Avete cercato di darvi aiuto reciproco, sia economico o emotivo?
Siamo tutti sulla stessa barca. Non voglio dire che gli incordatori siano una sorta di eremiti, ma possono essere piuttosto introversi. Puoi trovarti in una stanza con dieci altri incordatori a un torneo e sì, scherzi un po’ e chiacchieri; però, quando stai lavorando sul serio e devi sbrigarti, potresti non dire una parola a nessuno per ore. Non sono sicuro che gli incordatori si confidino né chiedano aiuto come fanno invece molte altre persone. Forse dovrebbero.

Quando guardi un incontro, con la tua conoscenza della tecnologia di corde e racchette, lo guardi in modo differente dall’appassionato medio?
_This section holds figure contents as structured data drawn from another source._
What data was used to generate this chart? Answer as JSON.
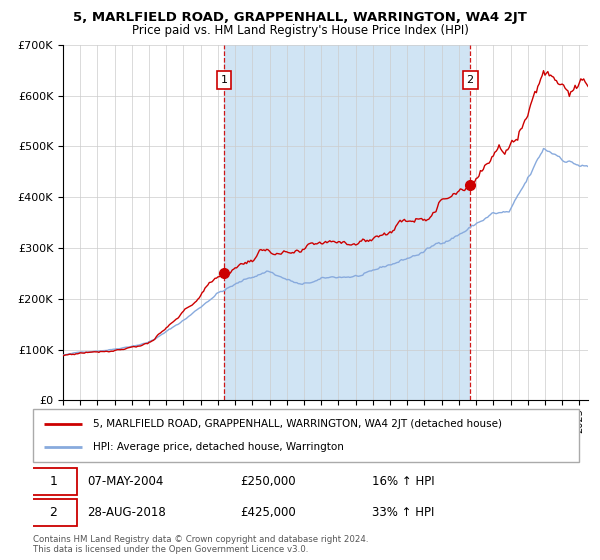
{
  "title": "5, MARLFIELD ROAD, GRAPPENHALL, WARRINGTON, WA4 2JT",
  "subtitle": "Price paid vs. HM Land Registry's House Price Index (HPI)",
  "sale1_date": "07-MAY-2004",
  "sale1_price": 250000,
  "sale1_hpi_pct": "16%",
  "sale1_label": "1",
  "sale2_date": "28-AUG-2018",
  "sale2_price": 425000,
  "sale2_hpi_pct": "33%",
  "sale2_label": "2",
  "red_line_color": "#cc0000",
  "blue_line_color": "#88aadd",
  "bg_color": "#e8f0f8",
  "shade_color": "#d0e4f4",
  "plot_bg": "#ffffff",
  "grid_color": "#cccccc",
  "sale1_x": 2004.35,
  "sale2_x": 2018.65,
  "ylim_max": 700000,
  "ylim_min": 0,
  "xlim_min": 1995,
  "xlim_max": 2025.5,
  "footer": "Contains HM Land Registry data © Crown copyright and database right 2024.\nThis data is licensed under the Open Government Licence v3.0.",
  "legend_line1": "5, MARLFIELD ROAD, GRAPPENHALL, WARRINGTON, WA4 2JT (detached house)",
  "legend_line2": "HPI: Average price, detached house, Warrington"
}
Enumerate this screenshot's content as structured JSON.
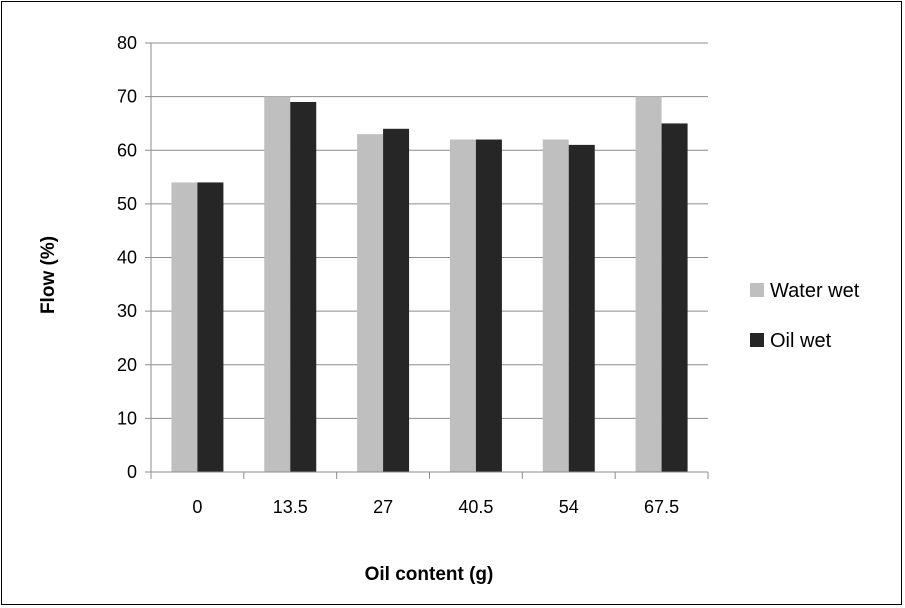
{
  "chart_data": {
    "type": "bar",
    "title": "",
    "xlabel": "Oil content (g)",
    "ylabel": "Flow (%)",
    "categories": [
      "0",
      "13.5",
      "27",
      "40.5",
      "54",
      "67.5"
    ],
    "series": [
      {
        "name": "Water wet",
        "color": "#bfbfbf",
        "values": [
          54,
          70,
          63,
          62,
          62,
          70
        ]
      },
      {
        "name": "Oil wet",
        "color": "#262626",
        "values": [
          54,
          69,
          64,
          62,
          61,
          65
        ]
      }
    ],
    "ylim": [
      0,
      80
    ],
    "yticks": [
      0,
      10,
      20,
      30,
      40,
      50,
      60,
      70,
      80
    ],
    "grid": true,
    "legend_position": "right"
  }
}
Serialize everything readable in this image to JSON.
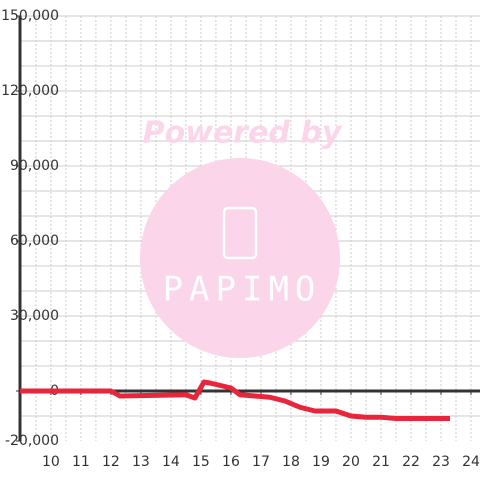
{
  "chart_data": {
    "type": "line",
    "x": [
      8.97,
      12.0,
      12.3,
      14.5,
      14.8,
      15.1,
      15.3,
      16.0,
      16.3,
      16.8,
      17.3,
      17.8,
      18.3,
      18.8,
      19.5,
      20.0,
      20.5,
      21.0,
      21.5,
      22.0,
      23.3
    ],
    "series": [
      {
        "color": "#e8253a",
        "values": [
          0,
          0,
          -2000,
          -1500,
          -2800,
          3600,
          3200,
          1200,
          -1500,
          -2000,
          -2500,
          -4000,
          -6500,
          -8000,
          -8000,
          -10000,
          -10500,
          -10500,
          -11000,
          -11000,
          -11000
        ]
      }
    ],
    "xlim": [
      8.97,
      24.3
    ],
    "xticks": [
      10,
      11,
      12,
      13,
      14,
      15,
      16,
      17,
      18,
      19,
      20,
      21,
      22,
      23,
      24
    ],
    "xgrid": [
      9.5,
      10,
      10.5,
      11,
      11.5,
      12,
      12.5,
      13,
      13.5,
      14,
      14.5,
      15,
      15.5,
      16,
      16.5,
      17,
      17.5,
      18,
      18.5,
      19,
      19.5,
      20,
      20.5,
      21,
      21.5,
      22,
      22.5,
      23,
      23.5,
      24
    ],
    "ylim": [
      -20000,
      150000
    ],
    "yticks": [
      {
        "value": -20000,
        "label": "-20,000"
      },
      0,
      {
        "value": 30000,
        "label": "30,000"
      },
      {
        "value": 60000,
        "label": "60,000"
      },
      {
        "value": 90000,
        "label": "90,000"
      },
      {
        "value": 120000,
        "label": "120,000"
      },
      {
        "value": 150000,
        "label": "150,000"
      }
    ],
    "ygrid": [
      -10000,
      10000,
      20000,
      30000,
      40000,
      50000,
      60000,
      70000,
      80000,
      90000,
      100000,
      110000,
      120000,
      130000,
      140000,
      150000
    ],
    "grid": true,
    "watermark": {
      "line1": "Powered by",
      "line2": "PAPIMO"
    }
  }
}
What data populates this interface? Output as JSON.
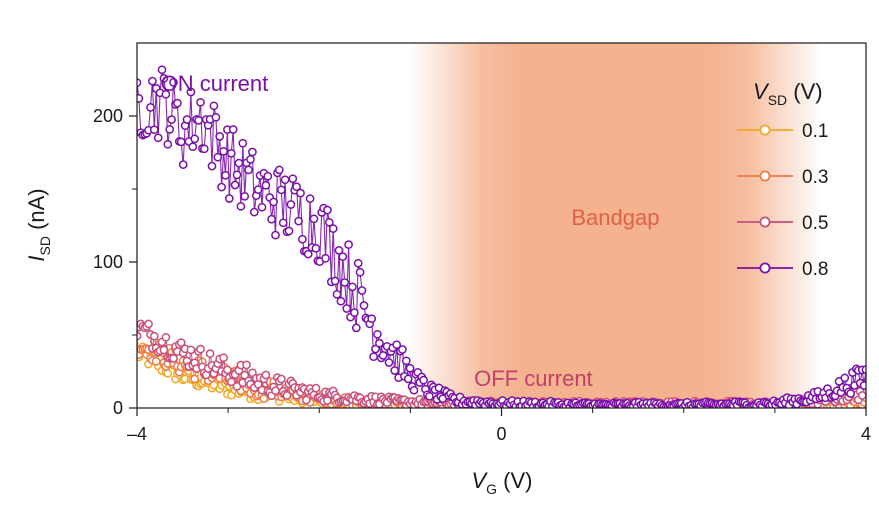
{
  "chart_data": {
    "type": "scatter",
    "title": "",
    "xlabel": {
      "main": "V",
      "sub": "G",
      "unit": " (V)"
    },
    "ylabel": {
      "main": "I",
      "sub": "SD",
      "unit": " (nA)"
    },
    "xlim": [
      -4,
      4
    ],
    "ylim": [
      0,
      250
    ],
    "x_ticks": [
      -4,
      0,
      4
    ],
    "x_tick_labels": [
      "–4",
      "0",
      "4"
    ],
    "x_minor_ticks": [
      -3,
      -2,
      -1,
      1,
      2,
      3
    ],
    "y_ticks": [
      0,
      100,
      200
    ],
    "y_tick_labels": [
      "0",
      "100",
      "200"
    ],
    "grid": false,
    "bandgap": {
      "label": "Bandgap",
      "x_start": -0.6,
      "x_end": 3.1,
      "color": "#f4b28f",
      "label_color": "#e0604a"
    },
    "annotations": [
      {
        "name": "on-current-label",
        "text": "ON current",
        "x": -3.15,
        "y": 222,
        "color": "#7a0fa8"
      },
      {
        "name": "off-current-label",
        "text": "OFF current",
        "x": 0.35,
        "y": 20,
        "color": "#c2406c"
      }
    ],
    "legend": {
      "title": {
        "main": "V",
        "sub": "SD",
        "unit": " (V)"
      },
      "position": "top-right",
      "entries": [
        "0.1",
        "0.3",
        "0.5",
        "0.8"
      ]
    },
    "series": [
      {
        "name": "0.1",
        "color": "#f5a623",
        "summary": [
          [
            -4,
            38
          ],
          [
            -3.5,
            22
          ],
          [
            -3,
            14
          ],
          [
            -2.5,
            9
          ],
          [
            -2,
            5
          ],
          [
            -1.5,
            3
          ],
          [
            -1,
            2
          ],
          [
            0,
            1
          ],
          [
            2,
            1
          ],
          [
            3,
            1
          ],
          [
            4,
            1
          ]
        ],
        "noise": 6
      },
      {
        "name": "0.3",
        "color": "#ee7a45",
        "summary": [
          [
            -4,
            45
          ],
          [
            -3.5,
            30
          ],
          [
            -3,
            20
          ],
          [
            -2.5,
            12
          ],
          [
            -2,
            7
          ],
          [
            -1.5,
            4
          ],
          [
            -1,
            3
          ],
          [
            0,
            2
          ],
          [
            2,
            2
          ],
          [
            3,
            2
          ],
          [
            3.6,
            3
          ],
          [
            4,
            5
          ]
        ],
        "noise": 8
      },
      {
        "name": "0.5",
        "color": "#c94e79",
        "summary": [
          [
            -4,
            55
          ],
          [
            -3.5,
            38
          ],
          [
            -3,
            25
          ],
          [
            -2.5,
            15
          ],
          [
            -2,
            9
          ],
          [
            -1.5,
            6
          ],
          [
            -1,
            4
          ],
          [
            0,
            3
          ],
          [
            2,
            3
          ],
          [
            3,
            3
          ],
          [
            3.5,
            5
          ],
          [
            4,
            12
          ]
        ],
        "noise": 9
      },
      {
        "name": "0.8",
        "color": "#7a0fa8",
        "summary": [
          [
            -4,
            210
          ],
          [
            -3.7,
            210
          ],
          [
            -3.5,
            190
          ],
          [
            -3.3,
            200
          ],
          [
            -3,
            170
          ],
          [
            -2.7,
            150
          ],
          [
            -2.4,
            140
          ],
          [
            -2,
            125
          ],
          [
            -1.6,
            80
          ],
          [
            -1.4,
            55
          ],
          [
            -1.2,
            38
          ],
          [
            -1,
            22
          ],
          [
            -0.8,
            12
          ],
          [
            -0.5,
            5
          ],
          [
            0,
            3
          ],
          [
            1,
            2
          ],
          [
            2,
            2
          ],
          [
            3,
            3
          ],
          [
            3.5,
            8
          ],
          [
            4,
            22
          ]
        ],
        "noise": 26
      }
    ]
  }
}
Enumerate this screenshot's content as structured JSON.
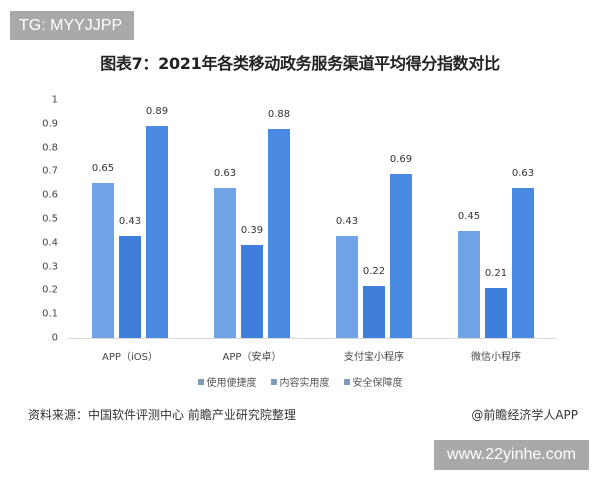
{
  "overlay": {
    "top_tag": "TG: MYYJJPP",
    "bottom_tag": "www.22yinhe.com"
  },
  "chart_data": {
    "type": "bar",
    "title": "图表7：2021年各类移动政务服务渠道平均得分指数对比",
    "xlabel": "",
    "ylabel": "",
    "ylim": [
      0,
      1
    ],
    "yticks": [
      "0",
      "0.1",
      "0.2",
      "0.3",
      "0.4",
      "0.5",
      "0.6",
      "0.7",
      "0.8",
      "0.9",
      "1"
    ],
    "grid": false,
    "legend_position": "bottom",
    "categories": [
      "APP（iOS）",
      "APP（安卓）",
      "支付宝小程序",
      "微信小程序"
    ],
    "series": [
      {
        "name": "使用便捷度",
        "color": "#6fa3e6",
        "values": [
          0.65,
          0.63,
          0.43,
          0.45
        ]
      },
      {
        "name": "内容实用度",
        "color": "#3f7fdb",
        "values": [
          0.43,
          0.39,
          0.22,
          0.21
        ]
      },
      {
        "name": "安全保障度",
        "color": "#4b8ae2",
        "values": [
          0.89,
          0.88,
          0.69,
          0.63
        ]
      }
    ],
    "data_labels": [
      [
        "0.65",
        "0.43",
        "0.89"
      ],
      [
        "0.63",
        "0.39",
        "0.88"
      ],
      [
        "0.43",
        "0.22",
        "0.69"
      ],
      [
        "0.45",
        "0.21",
        "0.63"
      ]
    ]
  },
  "legend": {
    "swatch_color": "#7f9bb8",
    "items": [
      "使用便捷度",
      "内容实用度",
      "安全保障度"
    ]
  },
  "footer": {
    "source": "资料来源：中国软件评测中心 前瞻产业研究院整理",
    "credit": "@前瞻经济学人APP"
  }
}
Probabilmente quando vedo un colpo e dico che non sarebbe stato possibile vent’anni fa. Ai vecchi tempi, quando la maggior parte dei tennisti giocava con corde in budello naturale, non potevi colpire ogni volta tanto forte quanto avresti voluto, perché dopo cinque o sei colpi avresti perso controllo. Il budello è ‘vivace’, perlopiù. Oggi ci devono mettere un po’ più topspin, ma tirano quasi a tutta velocità. Anche quando si giocano un punto importante e c’è molta pressione, li vedi rispondere e sono in grado di colpire forte quanto vogliono. Oppure, quando uno viene a rete e l’altro, in allungo, la mette incrociata per un passante vincente. E io, “questo non sarebbe successo venticinque anni fa”.

Hai detto che la tua famiglia non approvò la tua decisione di lasciare gli studi al Georgia Tech e lavorare come incordatore. Cosa ne pensano adesso?
A mia mamma piace raccontare alle sue amiche in Corea che “mio figlio è amico di Roger Federer e lavora con lui.” Ciò ha alleviato il dolore.